The migrant question
The Spanish press followed hard on the heels of the European country’s far-right politicians, publishing articles openly accusing Morocco of cynicism and foul play.
“Morocco does not let a crisis pass without moving a card and the gigantic crisis of COVID-19 was not going to be an exception,” wrote Ceuta del Dia.
The accusations, coming thick and fast, reached a new low this week. The Spanish press is accusing Morocco of allowing sub-Saharan migrants to cross the land border into Spanish enclave Melilla in order to pressure the government into accepting the new maritime zone.
“It is always the same,” La Voz de Galicia quoted a Spanish security expert as saying. “When they want to pressure [Spain], they lower security and allow a massive influx of migrants to cross.”
The sensationalist accusations from the Spanish press came after 53 migrants climbed the barbed wire surrounding the city of Melilla on April 6. Melilla’s police chief Jose Manuel Santiago said the irregular migrants used metal hooks and threw stones at border police to force entry into the enclave.
A Red Cross spokesperson released a statement saying many of the migrants reached Spanish territory with minor injuries from the assault on the fence and are now being held in a temporary internment center for undocumented migrants.

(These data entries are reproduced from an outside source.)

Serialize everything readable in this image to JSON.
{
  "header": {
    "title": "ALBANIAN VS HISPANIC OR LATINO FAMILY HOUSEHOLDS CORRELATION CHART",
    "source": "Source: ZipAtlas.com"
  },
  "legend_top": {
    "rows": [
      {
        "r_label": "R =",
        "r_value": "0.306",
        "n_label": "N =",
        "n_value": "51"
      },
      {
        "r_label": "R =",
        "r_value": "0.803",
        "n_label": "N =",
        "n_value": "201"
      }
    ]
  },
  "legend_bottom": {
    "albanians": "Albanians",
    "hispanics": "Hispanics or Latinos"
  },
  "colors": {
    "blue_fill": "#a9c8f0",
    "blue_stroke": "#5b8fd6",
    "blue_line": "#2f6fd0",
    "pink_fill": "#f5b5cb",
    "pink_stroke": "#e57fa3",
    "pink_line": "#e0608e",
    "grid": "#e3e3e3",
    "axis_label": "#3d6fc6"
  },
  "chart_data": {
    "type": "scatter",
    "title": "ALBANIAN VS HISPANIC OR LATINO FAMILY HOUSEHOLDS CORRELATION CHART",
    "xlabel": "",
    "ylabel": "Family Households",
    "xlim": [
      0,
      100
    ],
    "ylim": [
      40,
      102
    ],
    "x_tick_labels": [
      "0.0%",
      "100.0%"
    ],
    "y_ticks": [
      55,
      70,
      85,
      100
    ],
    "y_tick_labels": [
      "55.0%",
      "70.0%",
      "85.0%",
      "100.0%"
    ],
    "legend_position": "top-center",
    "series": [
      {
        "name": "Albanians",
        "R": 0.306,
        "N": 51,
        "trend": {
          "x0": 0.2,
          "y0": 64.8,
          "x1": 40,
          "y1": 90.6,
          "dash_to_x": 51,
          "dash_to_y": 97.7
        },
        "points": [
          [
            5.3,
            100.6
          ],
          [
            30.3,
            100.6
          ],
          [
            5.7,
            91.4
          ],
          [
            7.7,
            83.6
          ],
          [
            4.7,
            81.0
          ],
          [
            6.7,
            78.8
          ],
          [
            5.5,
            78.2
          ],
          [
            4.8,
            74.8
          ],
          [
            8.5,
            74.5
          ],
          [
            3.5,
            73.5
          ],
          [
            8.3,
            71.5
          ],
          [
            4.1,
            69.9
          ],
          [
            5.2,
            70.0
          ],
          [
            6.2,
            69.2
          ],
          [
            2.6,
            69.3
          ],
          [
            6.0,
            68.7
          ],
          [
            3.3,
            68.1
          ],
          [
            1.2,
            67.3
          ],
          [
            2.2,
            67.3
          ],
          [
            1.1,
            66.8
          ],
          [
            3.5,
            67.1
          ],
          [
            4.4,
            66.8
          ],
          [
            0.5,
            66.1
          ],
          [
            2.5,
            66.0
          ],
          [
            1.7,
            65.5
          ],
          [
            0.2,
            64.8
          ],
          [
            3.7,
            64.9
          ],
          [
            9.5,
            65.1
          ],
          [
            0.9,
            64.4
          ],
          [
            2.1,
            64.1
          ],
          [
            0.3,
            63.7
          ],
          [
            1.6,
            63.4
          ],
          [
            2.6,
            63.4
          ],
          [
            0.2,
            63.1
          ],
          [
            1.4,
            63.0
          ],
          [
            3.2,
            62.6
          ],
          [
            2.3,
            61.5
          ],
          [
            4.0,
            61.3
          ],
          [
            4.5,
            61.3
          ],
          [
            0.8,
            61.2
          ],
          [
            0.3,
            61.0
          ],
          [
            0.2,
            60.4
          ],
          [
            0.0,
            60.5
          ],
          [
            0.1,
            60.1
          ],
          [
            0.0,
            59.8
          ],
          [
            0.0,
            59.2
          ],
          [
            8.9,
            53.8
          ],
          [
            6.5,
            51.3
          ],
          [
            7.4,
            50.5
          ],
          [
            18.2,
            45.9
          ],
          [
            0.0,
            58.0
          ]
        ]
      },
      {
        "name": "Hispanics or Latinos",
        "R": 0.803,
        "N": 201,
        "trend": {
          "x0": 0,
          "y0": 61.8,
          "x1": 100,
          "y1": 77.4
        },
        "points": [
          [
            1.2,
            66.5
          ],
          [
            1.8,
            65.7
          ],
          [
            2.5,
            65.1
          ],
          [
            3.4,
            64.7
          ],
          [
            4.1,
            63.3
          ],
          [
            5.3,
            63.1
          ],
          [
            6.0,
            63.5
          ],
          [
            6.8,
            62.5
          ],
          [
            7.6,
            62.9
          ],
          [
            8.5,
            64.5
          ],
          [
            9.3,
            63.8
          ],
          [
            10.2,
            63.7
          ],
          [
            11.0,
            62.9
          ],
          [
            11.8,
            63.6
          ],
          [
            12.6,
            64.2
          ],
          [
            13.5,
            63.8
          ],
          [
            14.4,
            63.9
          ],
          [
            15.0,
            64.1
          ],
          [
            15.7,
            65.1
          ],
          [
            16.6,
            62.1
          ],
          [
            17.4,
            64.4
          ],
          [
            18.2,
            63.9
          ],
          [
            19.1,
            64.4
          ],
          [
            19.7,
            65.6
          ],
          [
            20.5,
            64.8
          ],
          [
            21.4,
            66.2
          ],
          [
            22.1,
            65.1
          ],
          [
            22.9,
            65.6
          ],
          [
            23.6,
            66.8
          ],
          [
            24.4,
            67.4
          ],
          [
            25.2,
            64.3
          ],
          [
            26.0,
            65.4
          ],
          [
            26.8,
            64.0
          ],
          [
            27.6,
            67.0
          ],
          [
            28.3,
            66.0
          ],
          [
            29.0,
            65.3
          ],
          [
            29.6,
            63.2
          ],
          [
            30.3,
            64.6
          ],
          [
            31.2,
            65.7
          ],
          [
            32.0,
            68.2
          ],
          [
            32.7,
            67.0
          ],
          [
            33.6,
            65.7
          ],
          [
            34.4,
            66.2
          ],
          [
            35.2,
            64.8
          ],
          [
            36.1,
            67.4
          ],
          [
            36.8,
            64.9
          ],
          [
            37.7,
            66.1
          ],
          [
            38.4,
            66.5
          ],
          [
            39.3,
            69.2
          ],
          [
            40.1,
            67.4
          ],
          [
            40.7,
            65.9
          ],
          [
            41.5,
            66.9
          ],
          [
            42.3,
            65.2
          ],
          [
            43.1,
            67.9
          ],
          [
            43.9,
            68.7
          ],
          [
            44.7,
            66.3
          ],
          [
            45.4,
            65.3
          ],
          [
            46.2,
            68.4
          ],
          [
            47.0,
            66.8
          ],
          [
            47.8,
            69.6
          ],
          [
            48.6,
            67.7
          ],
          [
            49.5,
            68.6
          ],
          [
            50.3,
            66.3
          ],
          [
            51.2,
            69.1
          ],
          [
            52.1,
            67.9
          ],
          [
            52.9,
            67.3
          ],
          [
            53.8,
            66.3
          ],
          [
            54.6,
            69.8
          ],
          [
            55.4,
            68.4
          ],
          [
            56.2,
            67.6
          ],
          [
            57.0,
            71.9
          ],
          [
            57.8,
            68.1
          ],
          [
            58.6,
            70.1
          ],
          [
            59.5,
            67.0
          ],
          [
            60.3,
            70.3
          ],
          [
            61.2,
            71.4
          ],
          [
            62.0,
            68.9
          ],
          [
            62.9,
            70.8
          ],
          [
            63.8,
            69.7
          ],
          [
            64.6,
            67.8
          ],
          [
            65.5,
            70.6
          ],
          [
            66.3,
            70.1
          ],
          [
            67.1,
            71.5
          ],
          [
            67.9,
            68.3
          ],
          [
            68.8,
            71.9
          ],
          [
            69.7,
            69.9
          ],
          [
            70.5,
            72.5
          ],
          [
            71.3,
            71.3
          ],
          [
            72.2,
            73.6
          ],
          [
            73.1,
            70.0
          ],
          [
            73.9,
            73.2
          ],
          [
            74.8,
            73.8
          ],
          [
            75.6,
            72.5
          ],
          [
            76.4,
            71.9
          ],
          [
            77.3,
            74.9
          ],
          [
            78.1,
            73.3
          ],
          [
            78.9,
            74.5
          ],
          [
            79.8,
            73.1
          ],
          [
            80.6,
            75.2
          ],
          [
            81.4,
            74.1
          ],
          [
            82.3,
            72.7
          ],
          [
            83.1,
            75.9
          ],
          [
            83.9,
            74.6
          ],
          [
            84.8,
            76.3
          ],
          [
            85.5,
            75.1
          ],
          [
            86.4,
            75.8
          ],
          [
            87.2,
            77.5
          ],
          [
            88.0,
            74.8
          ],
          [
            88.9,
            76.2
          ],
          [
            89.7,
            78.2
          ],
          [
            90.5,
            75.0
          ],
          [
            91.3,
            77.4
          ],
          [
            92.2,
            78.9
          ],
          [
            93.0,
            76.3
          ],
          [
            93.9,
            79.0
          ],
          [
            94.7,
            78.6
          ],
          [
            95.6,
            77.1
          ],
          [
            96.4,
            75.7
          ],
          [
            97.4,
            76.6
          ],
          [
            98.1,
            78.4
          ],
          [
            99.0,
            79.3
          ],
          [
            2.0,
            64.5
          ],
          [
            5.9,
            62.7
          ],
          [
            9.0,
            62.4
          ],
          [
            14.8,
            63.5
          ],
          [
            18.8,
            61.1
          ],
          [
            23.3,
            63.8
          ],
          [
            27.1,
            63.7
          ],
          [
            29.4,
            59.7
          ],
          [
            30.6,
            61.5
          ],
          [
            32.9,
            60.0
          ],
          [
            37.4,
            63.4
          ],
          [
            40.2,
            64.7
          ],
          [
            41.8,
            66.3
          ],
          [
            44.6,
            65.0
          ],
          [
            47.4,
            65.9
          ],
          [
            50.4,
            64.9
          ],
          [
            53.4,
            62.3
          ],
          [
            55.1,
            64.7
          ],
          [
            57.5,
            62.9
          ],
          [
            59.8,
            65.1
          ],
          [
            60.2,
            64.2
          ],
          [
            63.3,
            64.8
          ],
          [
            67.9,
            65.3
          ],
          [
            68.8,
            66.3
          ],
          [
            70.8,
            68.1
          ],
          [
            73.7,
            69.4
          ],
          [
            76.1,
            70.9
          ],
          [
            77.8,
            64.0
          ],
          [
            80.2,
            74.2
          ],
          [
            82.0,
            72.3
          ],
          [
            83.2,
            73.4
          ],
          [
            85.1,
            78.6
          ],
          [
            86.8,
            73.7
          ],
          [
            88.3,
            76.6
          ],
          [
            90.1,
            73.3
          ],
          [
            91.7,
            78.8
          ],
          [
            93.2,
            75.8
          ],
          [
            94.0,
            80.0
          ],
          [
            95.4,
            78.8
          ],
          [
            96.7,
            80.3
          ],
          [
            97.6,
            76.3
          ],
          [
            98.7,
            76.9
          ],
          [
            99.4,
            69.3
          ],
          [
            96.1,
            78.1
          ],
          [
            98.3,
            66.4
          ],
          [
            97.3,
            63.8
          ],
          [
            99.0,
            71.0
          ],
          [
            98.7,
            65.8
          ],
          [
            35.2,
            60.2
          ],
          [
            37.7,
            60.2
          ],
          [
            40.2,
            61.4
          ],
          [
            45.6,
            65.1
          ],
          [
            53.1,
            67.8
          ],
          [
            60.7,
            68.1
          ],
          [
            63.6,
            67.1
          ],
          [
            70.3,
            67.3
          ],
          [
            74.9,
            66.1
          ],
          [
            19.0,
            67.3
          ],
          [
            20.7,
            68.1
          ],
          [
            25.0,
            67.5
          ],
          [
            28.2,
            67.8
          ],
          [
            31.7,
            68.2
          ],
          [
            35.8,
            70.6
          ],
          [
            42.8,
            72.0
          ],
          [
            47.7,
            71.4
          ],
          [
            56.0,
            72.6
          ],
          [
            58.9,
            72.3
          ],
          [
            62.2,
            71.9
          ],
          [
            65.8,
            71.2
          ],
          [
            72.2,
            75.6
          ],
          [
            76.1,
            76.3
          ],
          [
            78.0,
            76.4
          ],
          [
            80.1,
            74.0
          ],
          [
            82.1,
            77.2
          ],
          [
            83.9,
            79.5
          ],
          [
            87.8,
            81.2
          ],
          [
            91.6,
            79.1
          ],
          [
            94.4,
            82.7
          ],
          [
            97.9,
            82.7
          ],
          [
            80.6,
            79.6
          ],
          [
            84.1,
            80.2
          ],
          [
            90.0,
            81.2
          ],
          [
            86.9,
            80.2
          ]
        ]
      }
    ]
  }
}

In contrast with the statements from the Spanish press accusing Morocco of allowing migrants to pass through, Morocco and Spain collaborate regularly on the issue of undocumented migration. Statistics show the North African country’s efforts have significantly reduced the number of migrants arriving on European soil.
As recently as March 27, Gonzalez Europa Press that, despite the growing pandemic, Morocco is still deploying all efforts to curb irregular migration from its coasts and land borders into Spain.
“There has been a tangible slowdown in the flow of migrants arriving in Spain,” Gonzalez said. The issue of undocumented migration is now more important than ever, as countries across the globe attempt to limit unnecessary movement to stop the spread of the novel coronavirus.